Oguro wanted to make up for some of those missed opportunities by making Lost Planet 3 a more cinematic, story-driven experience, which led Capcom to decide that it wanted a Western studio to develop the title. "It's not that [Capcom's] internal team couldn't do [that kind of game]," said Szymanski, "but it's not necessarily playing to their strengths."
According to Szymanski, the first concept meetings for Lost Planet 3 took place in February 2010. At the time, its developers drew up plans for the usual development process on a game like this: hand-animated character models to which voice-over was added later. But the stylized art design that pipeline produced was insufficient to convey the subtleties of emotion that Capcom wanted to bring to the table.

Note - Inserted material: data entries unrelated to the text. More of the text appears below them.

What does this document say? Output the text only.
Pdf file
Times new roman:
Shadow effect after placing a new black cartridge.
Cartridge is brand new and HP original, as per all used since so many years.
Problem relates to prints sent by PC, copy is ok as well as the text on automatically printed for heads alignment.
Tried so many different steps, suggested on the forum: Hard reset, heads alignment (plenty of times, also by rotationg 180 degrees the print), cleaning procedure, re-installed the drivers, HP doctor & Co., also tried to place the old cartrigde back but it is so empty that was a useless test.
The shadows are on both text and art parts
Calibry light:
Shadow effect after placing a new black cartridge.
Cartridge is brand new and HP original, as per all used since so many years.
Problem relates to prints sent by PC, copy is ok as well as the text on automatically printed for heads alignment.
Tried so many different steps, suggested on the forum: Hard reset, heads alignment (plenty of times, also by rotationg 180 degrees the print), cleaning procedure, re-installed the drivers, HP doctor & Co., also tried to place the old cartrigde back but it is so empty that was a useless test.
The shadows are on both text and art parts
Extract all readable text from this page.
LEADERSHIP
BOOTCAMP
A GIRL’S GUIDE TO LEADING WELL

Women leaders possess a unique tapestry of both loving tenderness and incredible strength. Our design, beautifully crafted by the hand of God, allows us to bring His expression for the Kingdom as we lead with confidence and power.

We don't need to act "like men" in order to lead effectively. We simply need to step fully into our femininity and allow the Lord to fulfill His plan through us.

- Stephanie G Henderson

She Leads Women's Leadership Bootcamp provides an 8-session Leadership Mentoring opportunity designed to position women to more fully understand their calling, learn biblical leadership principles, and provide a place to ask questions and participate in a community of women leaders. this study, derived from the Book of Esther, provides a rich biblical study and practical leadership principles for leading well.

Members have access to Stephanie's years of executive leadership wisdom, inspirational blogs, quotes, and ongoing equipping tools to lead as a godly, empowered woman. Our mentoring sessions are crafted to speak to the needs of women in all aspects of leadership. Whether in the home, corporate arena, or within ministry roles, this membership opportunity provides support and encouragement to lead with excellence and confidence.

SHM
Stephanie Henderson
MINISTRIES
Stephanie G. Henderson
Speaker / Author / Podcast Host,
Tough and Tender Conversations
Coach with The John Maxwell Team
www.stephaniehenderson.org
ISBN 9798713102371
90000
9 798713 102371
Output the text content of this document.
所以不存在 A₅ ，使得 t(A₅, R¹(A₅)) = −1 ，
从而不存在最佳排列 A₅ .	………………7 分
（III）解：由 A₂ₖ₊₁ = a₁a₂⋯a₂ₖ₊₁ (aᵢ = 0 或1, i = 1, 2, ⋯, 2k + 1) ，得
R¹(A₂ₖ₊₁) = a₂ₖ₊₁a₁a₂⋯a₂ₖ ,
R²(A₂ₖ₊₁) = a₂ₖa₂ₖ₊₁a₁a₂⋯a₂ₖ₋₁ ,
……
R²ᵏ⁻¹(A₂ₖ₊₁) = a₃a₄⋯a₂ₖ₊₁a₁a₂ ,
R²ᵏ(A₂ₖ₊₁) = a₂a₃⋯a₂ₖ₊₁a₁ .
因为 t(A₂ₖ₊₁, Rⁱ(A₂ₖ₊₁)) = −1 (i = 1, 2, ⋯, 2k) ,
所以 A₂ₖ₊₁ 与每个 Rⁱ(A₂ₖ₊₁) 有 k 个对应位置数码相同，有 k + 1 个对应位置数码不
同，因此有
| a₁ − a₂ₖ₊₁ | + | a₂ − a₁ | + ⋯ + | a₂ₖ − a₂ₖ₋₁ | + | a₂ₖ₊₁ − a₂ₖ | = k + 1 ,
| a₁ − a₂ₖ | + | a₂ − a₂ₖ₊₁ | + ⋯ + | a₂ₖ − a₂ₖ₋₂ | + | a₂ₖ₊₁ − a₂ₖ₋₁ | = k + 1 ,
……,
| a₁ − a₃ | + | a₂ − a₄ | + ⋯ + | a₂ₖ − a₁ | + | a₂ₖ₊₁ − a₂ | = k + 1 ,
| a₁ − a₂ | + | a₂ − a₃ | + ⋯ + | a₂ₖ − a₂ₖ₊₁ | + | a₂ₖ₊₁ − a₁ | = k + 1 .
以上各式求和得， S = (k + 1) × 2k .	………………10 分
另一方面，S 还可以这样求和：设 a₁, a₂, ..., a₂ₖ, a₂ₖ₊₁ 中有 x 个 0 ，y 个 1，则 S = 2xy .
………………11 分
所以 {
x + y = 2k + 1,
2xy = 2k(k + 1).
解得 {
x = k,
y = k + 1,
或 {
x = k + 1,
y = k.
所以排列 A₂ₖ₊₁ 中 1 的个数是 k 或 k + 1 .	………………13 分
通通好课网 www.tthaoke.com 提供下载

It was then that Spark proposed performance capture, a technique used in games such as Team Bondi's L.A. Noire. The studio told Capcom, "We can try it, but it's sort of uncharted territory. It involves scrapping everything we've done and implementing an entirely new character pipeline."
Capcom agreed, and the developers threw out nearly a year of work — after the concept phase, they had spent nine months putting together a prototype using the original character models. Here, said Szymanski, Capcom pushed Spark to "develop new tools that they were familiar with from the film world, but had never actually implemented themselves."
Many of the studio's employees have experience in filmmaking: Lead producer Kevin Scharff, for example, worked on the 2009 CG-animated movie Astro Boy. Spark had established a performance-capture pipeline for film, but it had to be reworked to interface with the Lost Planet 3 game engine. "That's where most of the work had to go," said Szymanski.